Ferramentas indispensáveis
A adoção de IA no terceiro setor é facilitada por uma variedade de ferramentas acessíveis [3]. Plataformas de automação de marketing maximizam campanhas de sensibilização e angariação de fundos. Ferramentas de análise e visualização de dados permitem monitorizar o impacto das atividades. O processamento de linguagem natural melhora a análise de texto, a elaboração de relatórios automáticos e até a tradução simultânea, facilitando a comunicação em contextos multilíngues.
Um caso prático é a utilização de IA para segmentar doadores com base nos seus interesses e históricos de envolvimento, aumentando a eficiência das campanhas e criando uma relação mais próxima e duradoura com os apoiantes.

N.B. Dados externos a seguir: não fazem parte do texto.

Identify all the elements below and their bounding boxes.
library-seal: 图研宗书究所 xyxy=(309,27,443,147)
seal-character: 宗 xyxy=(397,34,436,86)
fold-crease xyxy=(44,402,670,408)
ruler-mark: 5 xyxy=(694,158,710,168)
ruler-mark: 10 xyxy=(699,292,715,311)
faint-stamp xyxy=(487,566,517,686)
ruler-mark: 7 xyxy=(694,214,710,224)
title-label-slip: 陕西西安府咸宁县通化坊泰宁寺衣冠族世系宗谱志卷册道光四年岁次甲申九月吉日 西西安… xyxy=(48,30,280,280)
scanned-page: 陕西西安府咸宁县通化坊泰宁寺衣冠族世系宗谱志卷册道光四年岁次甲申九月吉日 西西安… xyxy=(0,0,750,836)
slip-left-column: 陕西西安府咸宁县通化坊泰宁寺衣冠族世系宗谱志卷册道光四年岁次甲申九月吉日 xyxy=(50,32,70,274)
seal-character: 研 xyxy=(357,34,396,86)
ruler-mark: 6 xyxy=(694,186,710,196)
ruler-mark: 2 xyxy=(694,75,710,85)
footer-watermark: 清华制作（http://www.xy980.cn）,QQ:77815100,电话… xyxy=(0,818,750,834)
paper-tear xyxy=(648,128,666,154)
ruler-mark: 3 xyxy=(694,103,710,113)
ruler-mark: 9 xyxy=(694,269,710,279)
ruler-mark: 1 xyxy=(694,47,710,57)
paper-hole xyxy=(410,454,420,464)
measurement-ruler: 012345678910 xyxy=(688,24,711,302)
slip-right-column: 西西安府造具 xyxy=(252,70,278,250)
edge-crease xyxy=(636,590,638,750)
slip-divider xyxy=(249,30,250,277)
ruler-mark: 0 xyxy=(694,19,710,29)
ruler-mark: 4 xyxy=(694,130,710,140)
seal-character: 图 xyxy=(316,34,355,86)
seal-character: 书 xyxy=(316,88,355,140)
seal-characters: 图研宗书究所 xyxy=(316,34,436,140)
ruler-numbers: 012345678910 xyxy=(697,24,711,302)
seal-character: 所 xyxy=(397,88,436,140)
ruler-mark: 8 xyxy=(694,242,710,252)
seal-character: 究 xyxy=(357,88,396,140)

O futuro do trabalho social
Olhando para o futuro, vislumbra-se um setor social onde os profissionais dispõem de soluções que amplificam as suas capacidades, permitindo-lhes lidar com situações complexas, tomar decisões mais informadas e manter o contacto humano que caracteriza o trabalho social. A IA, longe de substituir, expande as potencialidades humanas e adapta-se continuamente às necessidades das organizações e das comunidades, tal como referido no livro The Age of AI [4].
Conclusão
A inteligência artificial é uma ferramenta transformadora para o setor social, capaz de otimizar recursos, personalizar intervenções, melhorar o relacionamento com beneficiários e doadores, e amplificar o impacto. Com exemplos práticos e ferramentas acessíveis, aliada a uma reflexão ética constante, a IA pode tornar-se uma aliada estratégica para gerar mudanças sociais significativas.
No equilíbrio entre tecnologia e humanidade reside o verdadeiro valor da IA no terceiro setor: potenciar o trabalho humano para construir uma sociedade mais inclusiva, eficiente e solidária, onde a inovação serve o bem comum.
[1] https://www.avanade.com/pt-br/insights/generative-ai-readiness-report/nonprofit-ai-report
[2] Daugherty, P. & Wilson, H. J. (2018). Human + Machine: Reimagining Work in the Age of AI.
[3]https://doare.org/artigo/inteligencia-artifical-no-terceiro-setor ; https://clickup.com/pt-BR/blog/113704/ferramentas-de-ia-para-organizacoes-sem-fins-lucrativos ;
[4] Henry Kissinger, Eric Schmidt, and Daniel Huttenlocher (2021). The Age of AI: And Our Human Future.